Argued November 28, 2017 Decided March 20, 2018
- Full case name: Cyan, Inc. v. Beaver County Employees Retirement Fund
- Docket no.: 15-1439
- Citations: 583 U.S. ___ (more) 138 S. Ct. 1061; 200 L. Ed. 2d 332

Case history
- Prior: Cert. granted, 137 S. Ct. 2325 (2017).

Holding
- The Securities Litigation Uniform Standards Act of 1998 did not strip state courts of jurisdiction to adjudicate class actions alleging only 1933 Securities Act violations; nor did it authorize removing such suits from state to federal court.

Court membership
- Chief Justice John Roberts Associate Justices Anthony Kennedy · Clarence Thomas Ruth Bader Ginsburg · Stephen Breyer Samuel Alito · Sonia Sotomayor Elena Kagan · Neil Gorsuch

= Cyan, Inc. v. Beaver County Employees Retirement Fund =

Cyan, Inc. v. Beaver County Employees Retirement Fund, 583 U.S. ___ (2018), was a United States Supreme Court case in which the Court held the Securities Litigation Uniform Standards Act of 1998 did not strip state courts of jurisdiction to adjudicate class actions alleging only 1933 Securities Act violations; nor did it authorize removing such suits from state to federal court.

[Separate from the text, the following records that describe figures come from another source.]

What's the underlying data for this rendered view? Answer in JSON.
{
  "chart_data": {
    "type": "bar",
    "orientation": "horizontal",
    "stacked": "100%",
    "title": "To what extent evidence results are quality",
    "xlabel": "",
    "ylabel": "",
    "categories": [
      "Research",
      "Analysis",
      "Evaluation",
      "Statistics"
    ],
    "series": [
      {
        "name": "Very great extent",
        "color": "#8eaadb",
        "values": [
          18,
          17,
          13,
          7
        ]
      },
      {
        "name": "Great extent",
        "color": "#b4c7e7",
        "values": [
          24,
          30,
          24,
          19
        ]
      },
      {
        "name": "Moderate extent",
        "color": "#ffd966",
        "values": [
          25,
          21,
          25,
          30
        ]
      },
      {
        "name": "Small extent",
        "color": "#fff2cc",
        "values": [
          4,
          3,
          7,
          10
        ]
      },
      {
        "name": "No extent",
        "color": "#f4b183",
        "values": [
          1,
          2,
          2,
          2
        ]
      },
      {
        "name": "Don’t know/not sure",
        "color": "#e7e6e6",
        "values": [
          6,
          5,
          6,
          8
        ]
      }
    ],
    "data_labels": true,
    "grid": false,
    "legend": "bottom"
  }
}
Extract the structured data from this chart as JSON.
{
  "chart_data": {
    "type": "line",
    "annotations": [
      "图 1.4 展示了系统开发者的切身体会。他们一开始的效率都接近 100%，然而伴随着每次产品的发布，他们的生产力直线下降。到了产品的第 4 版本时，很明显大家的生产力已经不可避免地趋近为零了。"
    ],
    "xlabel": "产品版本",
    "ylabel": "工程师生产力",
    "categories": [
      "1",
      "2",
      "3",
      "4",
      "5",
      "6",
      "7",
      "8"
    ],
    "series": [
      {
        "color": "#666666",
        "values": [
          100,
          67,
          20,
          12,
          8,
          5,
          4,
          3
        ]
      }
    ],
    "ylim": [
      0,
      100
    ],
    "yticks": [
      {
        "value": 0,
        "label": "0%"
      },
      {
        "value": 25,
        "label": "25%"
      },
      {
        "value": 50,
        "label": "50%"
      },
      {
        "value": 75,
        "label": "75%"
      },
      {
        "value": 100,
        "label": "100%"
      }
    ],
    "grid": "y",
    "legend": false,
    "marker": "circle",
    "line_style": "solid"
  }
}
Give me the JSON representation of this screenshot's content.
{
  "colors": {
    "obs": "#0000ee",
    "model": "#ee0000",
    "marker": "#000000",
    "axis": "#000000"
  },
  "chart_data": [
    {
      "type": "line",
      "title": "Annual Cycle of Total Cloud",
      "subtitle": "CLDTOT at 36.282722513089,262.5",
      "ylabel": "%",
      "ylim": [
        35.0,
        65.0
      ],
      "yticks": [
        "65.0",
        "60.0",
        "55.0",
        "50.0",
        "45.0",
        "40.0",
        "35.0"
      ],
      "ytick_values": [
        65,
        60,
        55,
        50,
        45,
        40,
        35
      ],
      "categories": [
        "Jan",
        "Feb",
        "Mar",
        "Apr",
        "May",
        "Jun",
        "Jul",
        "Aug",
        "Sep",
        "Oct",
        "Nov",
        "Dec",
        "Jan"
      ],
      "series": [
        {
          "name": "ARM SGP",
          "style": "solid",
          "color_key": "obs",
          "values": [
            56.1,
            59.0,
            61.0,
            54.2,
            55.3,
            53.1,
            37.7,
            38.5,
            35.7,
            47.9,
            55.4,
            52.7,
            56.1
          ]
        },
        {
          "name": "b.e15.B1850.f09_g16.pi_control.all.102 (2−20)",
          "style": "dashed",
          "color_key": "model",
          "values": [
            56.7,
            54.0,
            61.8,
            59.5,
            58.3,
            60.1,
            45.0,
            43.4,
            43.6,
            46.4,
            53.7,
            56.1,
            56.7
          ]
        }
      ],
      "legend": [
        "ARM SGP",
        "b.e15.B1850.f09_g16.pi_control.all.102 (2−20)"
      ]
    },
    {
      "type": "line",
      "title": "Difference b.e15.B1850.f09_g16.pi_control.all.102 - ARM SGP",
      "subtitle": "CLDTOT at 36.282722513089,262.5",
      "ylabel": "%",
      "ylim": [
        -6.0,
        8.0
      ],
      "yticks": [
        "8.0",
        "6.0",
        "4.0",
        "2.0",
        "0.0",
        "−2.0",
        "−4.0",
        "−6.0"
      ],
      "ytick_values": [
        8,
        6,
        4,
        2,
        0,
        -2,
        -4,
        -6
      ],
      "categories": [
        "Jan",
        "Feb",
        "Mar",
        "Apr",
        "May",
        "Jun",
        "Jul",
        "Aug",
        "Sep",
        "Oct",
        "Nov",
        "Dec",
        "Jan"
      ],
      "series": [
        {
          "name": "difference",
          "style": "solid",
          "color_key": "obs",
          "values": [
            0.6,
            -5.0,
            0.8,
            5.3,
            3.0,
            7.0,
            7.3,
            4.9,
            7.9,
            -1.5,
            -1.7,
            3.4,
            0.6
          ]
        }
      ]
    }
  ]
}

The suit was initially filed by a group of public entities, including Beaver County against Cyan Inc alleging losses on securities attributable to shortcoming in disclosures by Cyan.

The Second Circuit (which includes New York) put 1933 Act cases in federal court, while the Ninth Circuit (which includes California) allowed '33 Act cases in state court. This circuit split was decided in favor of the Ninth Circuit's interpretation.